As promised this time a post about life at the University.
The University of Brighton has 6 campuses and the school of education, where I have to go to, is based in Falmer, up in the hills, right next to the Falmer Stadium, home of the Brighton & Hove Albion Football Club.
The Falmer campus is massive. During my first week I got lost and had to call a classmate to ask where our next class was. Besides obviously classrooms and computer rooms the Falmer campus has a library, a student shop, a restaurant, a sports centre, various cafés and a cash machine with a very misleading sign saying: ‘free cash’.
Mandy and I go to Zumba class almost every Monday, before class we eat at the restaurant. Everyday there’s a soup of the day, 3 main courses you can choose from, usually one with chicken, one with fish and one vegetarian and then there’s a dessert. The first time we ate there they had cheesecake, that was still the best dessert so far. On top of that it’s not expensive at all.
I’ve joined a class of fourth year’s students who study to become teachers at either a primary or secondary school. I only have 3 subjects and I’d like to tell you a little bit about them.
New Voices (literature from 1900 to 2008)
Those of you who know me know that literature is my favourite subject because I love to read. However I usually don’t like the subject literature in school mainly due to the fact that most of the time it’s already been decided what you have to read and they only test if you’ve read it.
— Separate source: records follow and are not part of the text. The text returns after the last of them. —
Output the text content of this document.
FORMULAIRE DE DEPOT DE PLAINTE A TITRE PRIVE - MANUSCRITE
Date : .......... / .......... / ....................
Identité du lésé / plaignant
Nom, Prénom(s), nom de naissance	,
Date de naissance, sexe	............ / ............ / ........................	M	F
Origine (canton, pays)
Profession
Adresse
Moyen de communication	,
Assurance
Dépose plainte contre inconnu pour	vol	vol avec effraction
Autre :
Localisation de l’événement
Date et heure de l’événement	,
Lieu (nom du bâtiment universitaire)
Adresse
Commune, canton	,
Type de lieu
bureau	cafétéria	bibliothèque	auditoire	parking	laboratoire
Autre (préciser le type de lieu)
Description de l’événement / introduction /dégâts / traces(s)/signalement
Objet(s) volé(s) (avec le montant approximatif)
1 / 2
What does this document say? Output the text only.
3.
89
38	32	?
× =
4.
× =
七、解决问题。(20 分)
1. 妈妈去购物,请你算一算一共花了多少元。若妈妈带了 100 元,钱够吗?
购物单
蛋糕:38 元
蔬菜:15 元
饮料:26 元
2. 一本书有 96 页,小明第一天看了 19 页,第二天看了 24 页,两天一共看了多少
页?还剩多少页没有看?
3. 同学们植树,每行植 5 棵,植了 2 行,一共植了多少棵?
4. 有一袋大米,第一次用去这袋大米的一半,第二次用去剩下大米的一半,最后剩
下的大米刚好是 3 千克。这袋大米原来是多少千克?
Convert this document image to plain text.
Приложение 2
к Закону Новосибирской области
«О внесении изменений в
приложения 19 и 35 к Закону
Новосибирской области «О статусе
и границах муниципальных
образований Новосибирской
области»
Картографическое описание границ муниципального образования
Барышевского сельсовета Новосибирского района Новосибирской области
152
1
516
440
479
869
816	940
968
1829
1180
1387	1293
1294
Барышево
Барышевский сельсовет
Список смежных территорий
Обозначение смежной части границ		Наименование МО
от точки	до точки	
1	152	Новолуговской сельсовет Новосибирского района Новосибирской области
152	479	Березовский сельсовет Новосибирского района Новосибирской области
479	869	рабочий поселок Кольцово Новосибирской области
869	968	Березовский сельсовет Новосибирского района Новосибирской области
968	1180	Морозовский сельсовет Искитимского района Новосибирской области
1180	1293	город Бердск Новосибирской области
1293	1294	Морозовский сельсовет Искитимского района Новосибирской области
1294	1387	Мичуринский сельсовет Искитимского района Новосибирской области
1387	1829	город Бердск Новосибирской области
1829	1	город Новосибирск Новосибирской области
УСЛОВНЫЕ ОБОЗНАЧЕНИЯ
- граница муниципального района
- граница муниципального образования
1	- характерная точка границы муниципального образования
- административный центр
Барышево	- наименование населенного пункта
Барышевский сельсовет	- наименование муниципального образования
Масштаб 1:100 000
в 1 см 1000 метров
It’s of course still important to read however it doesn’t have to be the same book as the rest of the class is reading, if you just talk to Dave he can recommend you something else. He doesn’t care that much if you just can’t read a certain book because it doesn’t appeal to you or you just can’t sympathise with the main character, you just have to be able to explain why.
This subject is my absolute favourite simply because it’s unlike anything back in The Netherlands. Dave, our lecturer, really motivates you to think about what you’ve read, he wants you to analyse what you’ve read and makes you look at it in a different way, sometimes my whole opinion about a piece changes because of a lesson and it makes me want to re-read the book. Another thing I really like about New Voices is that we read things that are nothing like we usually have to read. Right now we have to read a picture book, yes, you’ve read that correctly, I’m studying literature at a university and my homework is to read a picture book. It’s not exactly on an easy subject, we’ve just dealt with (post) colonialism and right now we’re moving on to holocaust literature. As you can probably guess by know we don’t read the typical literature written by a dead, white male. We read literature by new voices, voices that are new to us and were unheard and unseen, voices that were marginalised.
Drama is taught by the amazingly inspirational Kate, those of you who’ve met her know what I’m talking about. Not only does she have an amazing British accent, she also tells really impressive and captivating stories, most of the time she starts her lesson with a funny or interesting anecdote or story. One time she said her father told her: ‘Never run when you can walk, never stand where you can sit and always check your bills’, now that’s some good advice. The story I’ll always remember though has the be the one she told about being up somewhere in the mountains, visiting a very primitive school, and the person who was travelling with her asked the head of school what he needed, she probably wanted to send money or buy supplies for the school however to her surprise the head of school answered that he only needed inspirational teachers.
That’s in my opinion really why it’s so important to learn drama if you want to become a good and inspirational teacher. You have to be comfortable in your own skin and able of creating a safe environment for the learners so they can show their creativity and talents. You have to think outside the box. Kate shows us how to use drama in the classroom, as well as combining it with literature and gives us examples we can actually use.
Transfer and Transition.
To be completely honest with you, I don’t know if I like Transfer and Transition. It’s a subject about the change between primary school and secondary school, now because I’m only going to teach at a secondary school I didn’t know if this was going to be relevant for me, turns out it actually is because as a teacher at a secondary school you have to keep in mind that this transition phase is very difficult for these students and you can do things to make this more comfortable. In the past 2 lessons we had to talk about our own experiences and although the change from primary to secondary school is still the same we already realised that the school system in England is very different from what we’re used to in The Netherlands. That’s why Rita, Petronella, Mandy and I had to do a presentation about the education system in The Netherlands, so our classmates could understand where we come from. To be honest with you I was quite nervous to do this presentation because the secondary education system in The Netherlands is complicated with all the different levels, however the presentation was great and we got a lot compliments. Our classmates were very interested in our education system and were not too shy to ask questions.
So this was the promised post about life at the University, during the last couple of weeks I went on some trips to Bodiam Castle, Rye, Stonehenge and Bath, so my next posts will probably be on those trips.